I'm going to create a global variable first:
K=5
I'm going to run k-means clustering in this example with a K of 5, meaning with five different clusters. I'm then going to go ahead and set up a local SparkConf just running on my own desktop:
conf = SparkConf().setMaster("local").setAppName("SparkKMeans") sc = SparkContext(conf = conf)
I'm going to set the name of my application to SparkKMeans and create a SparkContext object that I can then use to create RDDs that run on my local machine. We'll skip past the createClusteredData function for now, and go to the first line of code that gets run.
data = sc.parallelize(scale(createClusteredData(100, K)))
- The first thing we're going to do is create an RDD by parallelizing in some fake data that I'm creating, and that's what the createClusteredData function does.
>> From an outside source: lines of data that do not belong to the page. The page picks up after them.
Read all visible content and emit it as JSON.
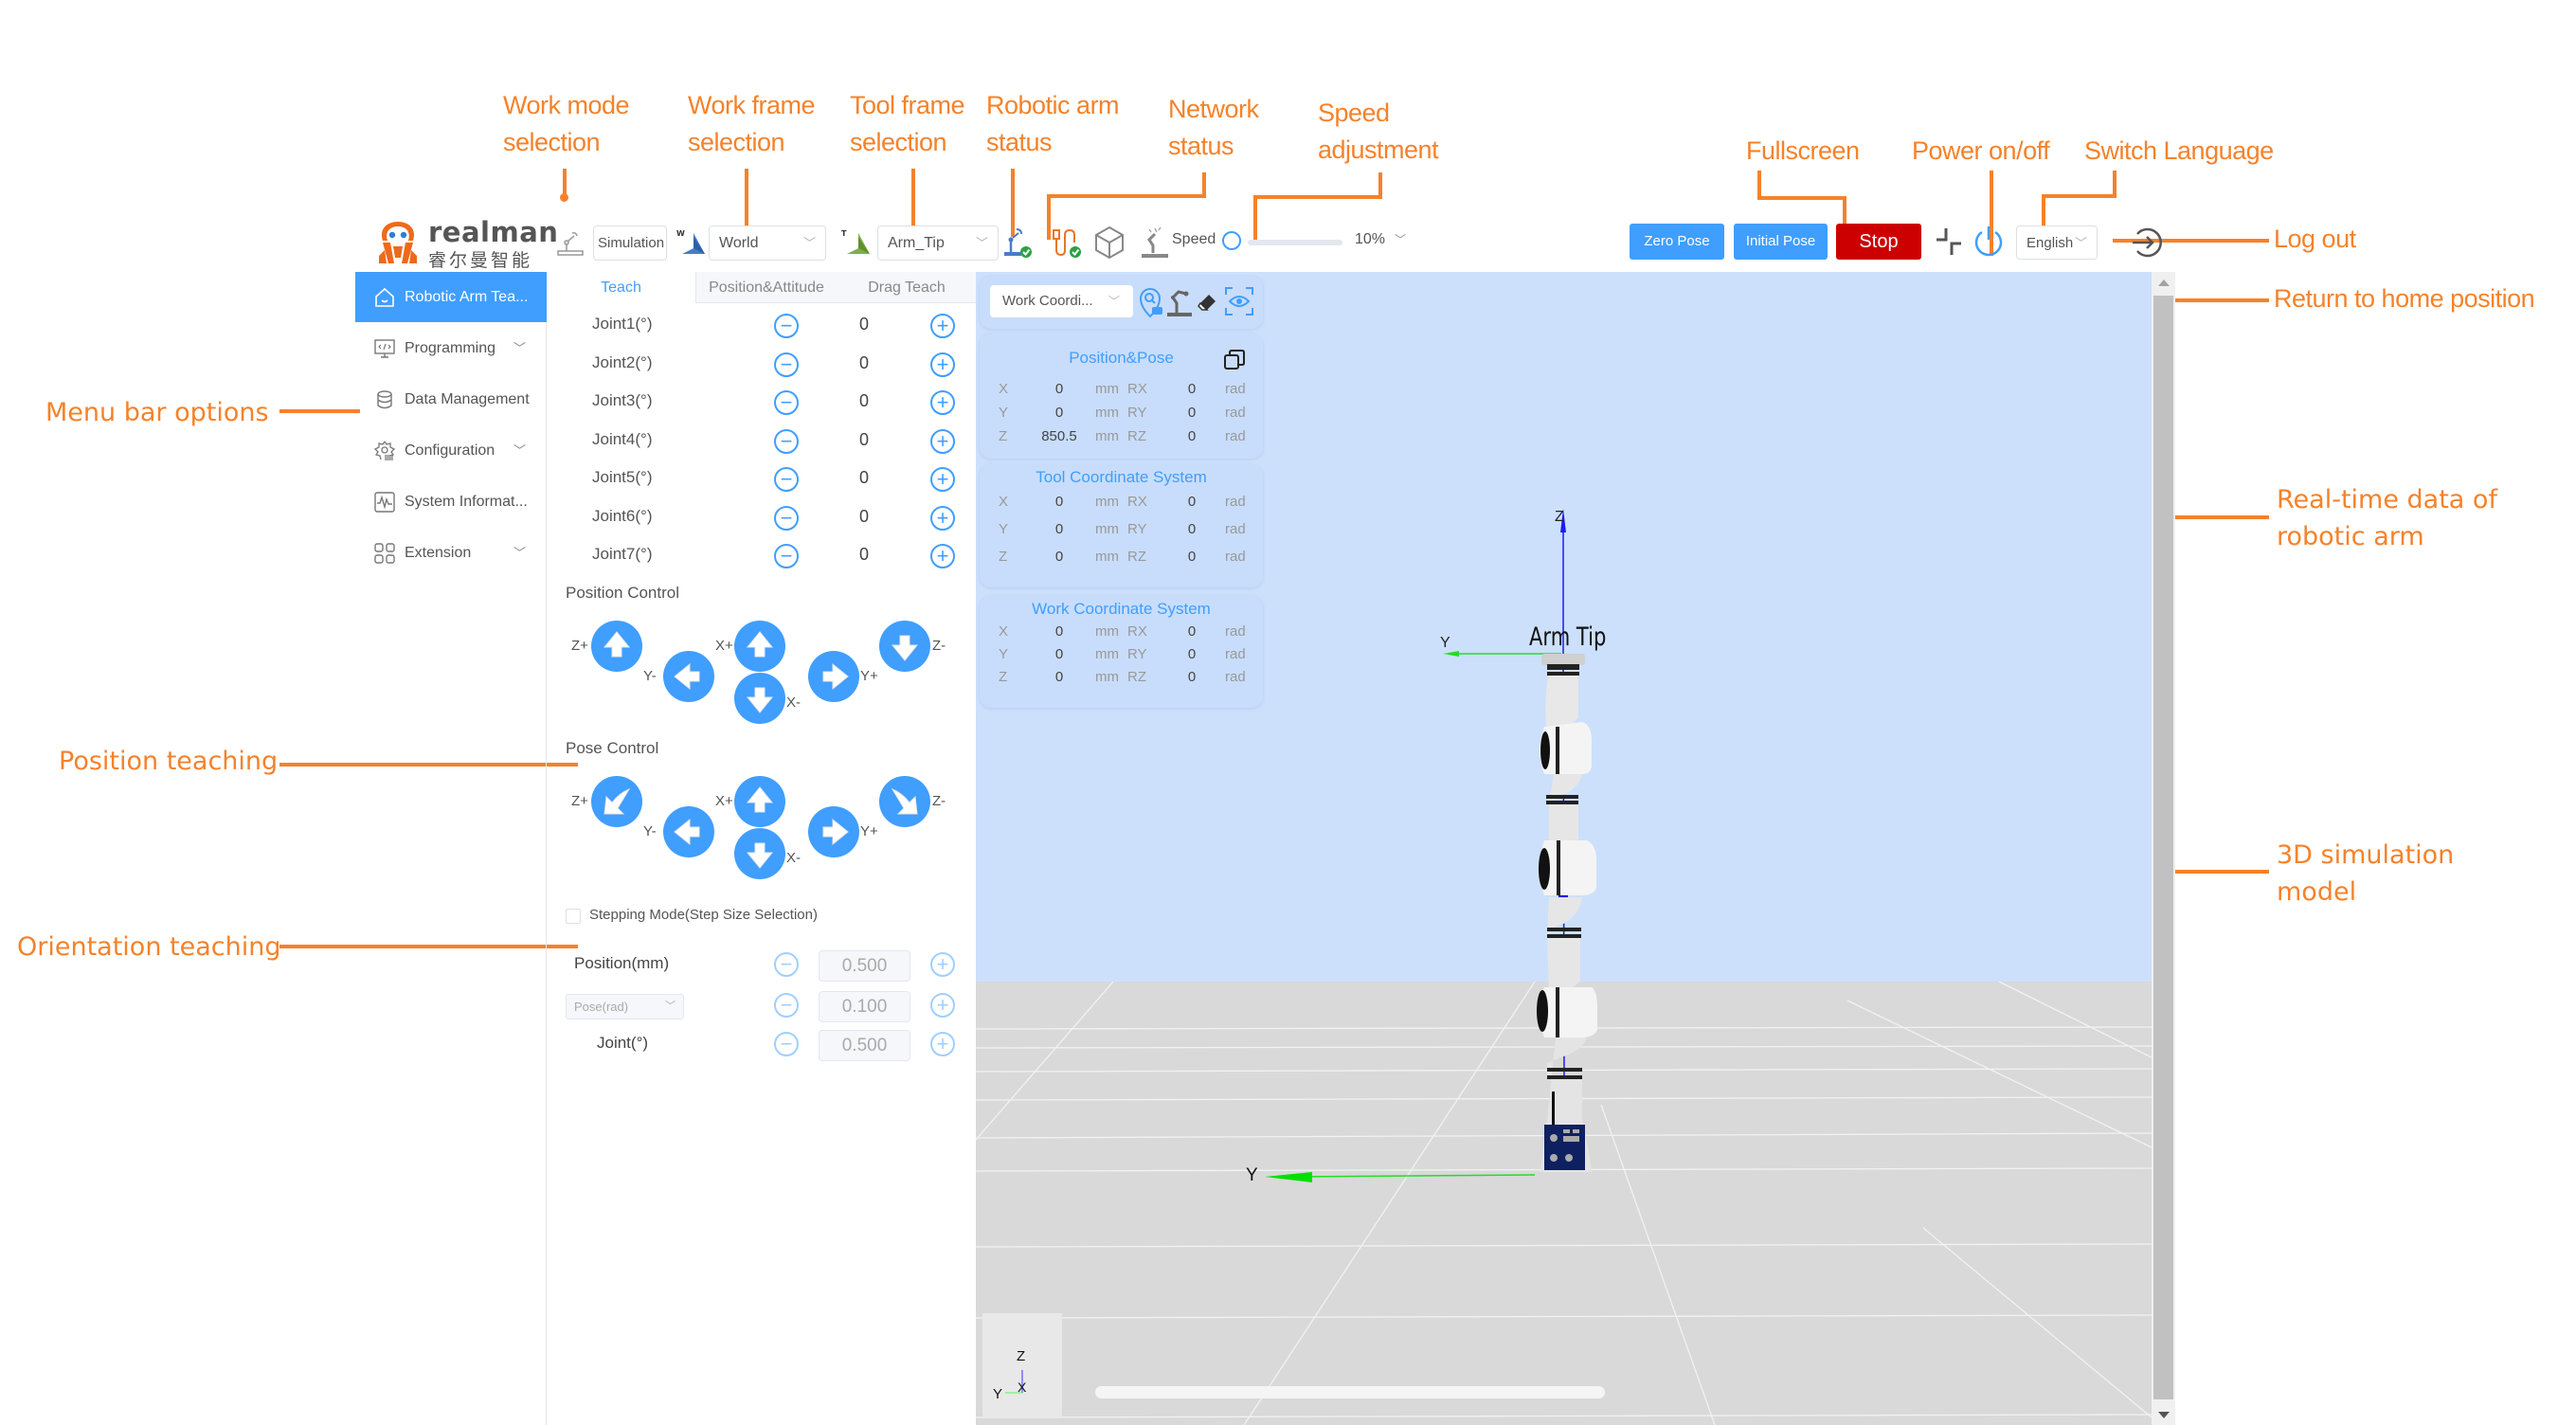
{
  "annotations": {
    "work_mode": [
      "Work mode",
      "selection"
    ],
    "work_frame": [
      "Work frame",
      "selection"
    ],
    "tool_frame": [
      "Tool frame",
      "selection"
    ],
    "arm_status": [
      "Robotic arm",
      "status"
    ],
    "network": [
      "Network",
      "status"
    ],
    "speed": [
      "Speed",
      "adjustment"
    ],
    "fullscreen": "Fullscreen",
    "power": "Power on/off",
    "language": "Switch Language",
    "logout": "Log out",
    "home": "Return to home position",
    "realtime": [
      "Real-time data of",
      "robotic arm"
    ],
    "sim_model": [
      "3D simulation",
      "model"
    ],
    "menu": "Menu bar options",
    "position_teaching": "Position teaching",
    "orientation_teaching": "Orientation teaching"
  },
  "colors": {
    "accent": "#409eff",
    "stop": "#cc0000",
    "annotation": "#f5822a",
    "sky": "#cce0fc",
    "floor": "#d9d9d9"
  },
  "logo": {
    "name": "realman",
    "subtitle": "睿尔曼智能"
  },
  "header": {
    "work_mode": "Simulation",
    "work_frame": "World",
    "tool_frame": "Arm_Tip",
    "speed_label": "Speed",
    "speed_value": "10%",
    "speed_fraction": 0.1,
    "zero_pose": "Zero Pose",
    "initial_pose": "Initial Pose",
    "stop": "Stop",
    "language": "English",
    "icons": [
      "work-mode-icon",
      "world-frame-icon",
      "tool-frame-icon",
      "arm-status-ok-icon",
      "network-status-ok-icon",
      "cube-view-icon",
      "robot-speed-icon",
      "fullscreen-icon",
      "power-icon",
      "logout-icon"
    ]
  },
  "sidebar": {
    "items": [
      {
        "label": "Robotic Arm Tea...",
        "icon": "home-icon",
        "active": true,
        "expandable": false
      },
      {
        "label": "Programming",
        "icon": "code-monitor-icon",
        "active": false,
        "expandable": true
      },
      {
        "label": "Data Management",
        "icon": "database-icon",
        "active": false,
        "expandable": false
      },
      {
        "label": "Configuration",
        "icon": "gear-list-icon",
        "active": false,
        "expandable": true
      },
      {
        "label": "System Informat...",
        "icon": "pulse-icon",
        "active": false,
        "expandable": false
      },
      {
        "label": "Extension",
        "icon": "grid-apps-icon",
        "active": false,
        "expandable": true
      }
    ]
  },
  "teach": {
    "tabs": [
      "Teach",
      "Position&Attitude",
      "Drag Teach"
    ],
    "active_tab": 0,
    "joints": [
      {
        "label": "Joint1(°)",
        "value": "0"
      },
      {
        "label": "Joint2(°)",
        "value": "0"
      },
      {
        "label": "Joint3(°)",
        "value": "0"
      },
      {
        "label": "Joint4(°)",
        "value": "0"
      },
      {
        "label": "Joint5(°)",
        "value": "0"
      },
      {
        "label": "Joint6(°)",
        "value": "0"
      },
      {
        "label": "Joint7(°)",
        "value": "0"
      }
    ],
    "position_control": {
      "title": "Position Control",
      "labels": {
        "zp": "Z+",
        "ym": "Y-",
        "xp": "X+",
        "xm": "X-",
        "yp": "Y+",
        "zm": "Z-"
      }
    },
    "pose_control": {
      "title": "Pose Control",
      "labels": {
        "zp": "Z+",
        "ym": "Y-",
        "xp": "X+",
        "xm": "X-",
        "yp": "Y+",
        "zm": "Z-"
      }
    },
    "stepping": {
      "checkbox_label": "Stepping Mode(Step Size Selection)",
      "checked": false,
      "position_label": "Position(mm)",
      "position_value": "0.500",
      "pose_select": "Pose(rad)",
      "pose_value": "0.100",
      "joint_label": "Joint(°)",
      "joint_value": "0.500"
    }
  },
  "viewport": {
    "coord_select": "Work Coordi...",
    "arm_tip_label": "Arm Tip",
    "axis_labels": {
      "z": "Z",
      "y": "Y",
      "x": "X"
    },
    "cards": [
      {
        "title": "Position&Pose",
        "rows": [
          {
            "axis": "X",
            "value": "0",
            "unit": "mm",
            "raxis": "RX",
            "rvalue": "0",
            "runit": "rad"
          },
          {
            "axis": "Y",
            "value": "0",
            "unit": "mm",
            "raxis": "RY",
            "rvalue": "0",
            "runit": "rad"
          },
          {
            "axis": "Z",
            "value": "850.5",
            "unit": "mm",
            "raxis": "RZ",
            "rvalue": "0",
            "runit": "rad"
          }
        ]
      },
      {
        "title": "Tool Coordinate System",
        "rows": [
          {
            "axis": "X",
            "value": "0",
            "unit": "mm",
            "raxis": "RX",
            "rvalue": "0",
            "runit": "rad"
          },
          {
            "axis": "Y",
            "value": "0",
            "unit": "mm",
            "raxis": "RY",
            "rvalue": "0",
            "runit": "rad"
          },
          {
            "axis": "Z",
            "value": "0",
            "unit": "mm",
            "raxis": "RZ",
            "rvalue": "0",
            "runit": "rad"
          }
        ]
      },
      {
        "title": "Work Coordinate System",
        "rows": [
          {
            "axis": "X",
            "value": "0",
            "unit": "mm",
            "raxis": "RX",
            "rvalue": "0",
            "runit": "rad"
          },
          {
            "axis": "Y",
            "value": "0",
            "unit": "mm",
            "raxis": "RY",
            "rvalue": "0",
            "runit": "rad"
          },
          {
            "axis": "Z",
            "value": "0",
            "unit": "mm",
            "raxis": "RZ",
            "rvalue": "0",
            "runit": "rad"
          }
        ]
      }
    ]
  }
}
Basically, I'm telling you to create 100 data points clustered around K centroids, and this is pretty much identical to the code that we looked at when we played with k-means clustering earlier in the book. If you want a refresher, go ahead and look back at that chapter. Basically, what we're going to do is create a bunch of random centroids around which we normally distribute some age and income data. So, what we're doing is trying to cluster people based on their age and income, and we are fabricating some data points to do that. That returns a numpy array of our fake data.
- Once that result comes back from createClusteredData, I'm calling scale on it, and that will ensure that my ages and incomes are on comparable scales. Now, remember the section we studied saying you have to remember about data normalization? This is one of those examples where it is important, so we are normalizing that data with scale so that we get good results from k-means.
- And finally, we parallelize the resulting list of arrays into an RDD using parallelize. Now our data RDD contains all of our fake data. All we have to do, and this is even easier than a decision tree, is call KMeans.train on our training data.
clusters = KMeans.train(data, K, maxIterations=10, initializationMode="random")
We pass in the number of clusters we want, our K value, a parameter that puts an upper boundary on how much processing it's going to do; we then tell it to use the default initialization mode of k-means where we just randomly pick our initial centroids for our clusters before we start iterating on them, and back comes the model that we can use. We're going to call that clusters.
Alright, now we can play with that cluster.
Let's start by printing out the cluster assignments for each one of our points. So, we're going to take our original data and transform it using a lambda function:
resultRDD = data.map(lambda point: clusters.predict(point)).cache()
This function is just going to transform each point into the cluster number that is predicted from our model. Again, we're just taking our RDD of data points. We're calling clusters.predict to figure out which cluster our k-means model is assigning them to, and we're just going to put the results in our resultRDD. Now, one thing I want to point out here is this cache call, in the above code.
An important thing when you're doing Spark is that any time you're going to call more than one action on an RDD, it's important to cache it first, because when you call an action on an RDD, Spark goes off and figures out the DAG for it, and how to optimally get to that result.
It will go off and actually execute everything to get that result. So, if I call two different actions on the same RDD, it will actually end up evaluating that RDD twice, and if you want to avoid all of that extra work, you can cache your RDD in order to make sure that it does not recompute it more than once.
By doing that, we make sure these two subsequent operations do the right thing:
print ("Counts by value:") counts = resultRDD.countByValue() print (counts) print ("Cluster assignments:") results = resultRDD.collect() print (results)
In order to get an actual result, what we're going to do is use countByValue, and what that will do is give us back an RDD that has how many points are in each cluster. Remember, resultRDD currently has mapped every individual point to the cluster it ended up with, so now we can use countByValue to just count up how many values we see for each given cluster ID. We can then easily print that list out. And we can actually look at the raw results of that RDD as well, by calling collect on it, and that will give me back every single points cluster assignment, and we can print out all of them.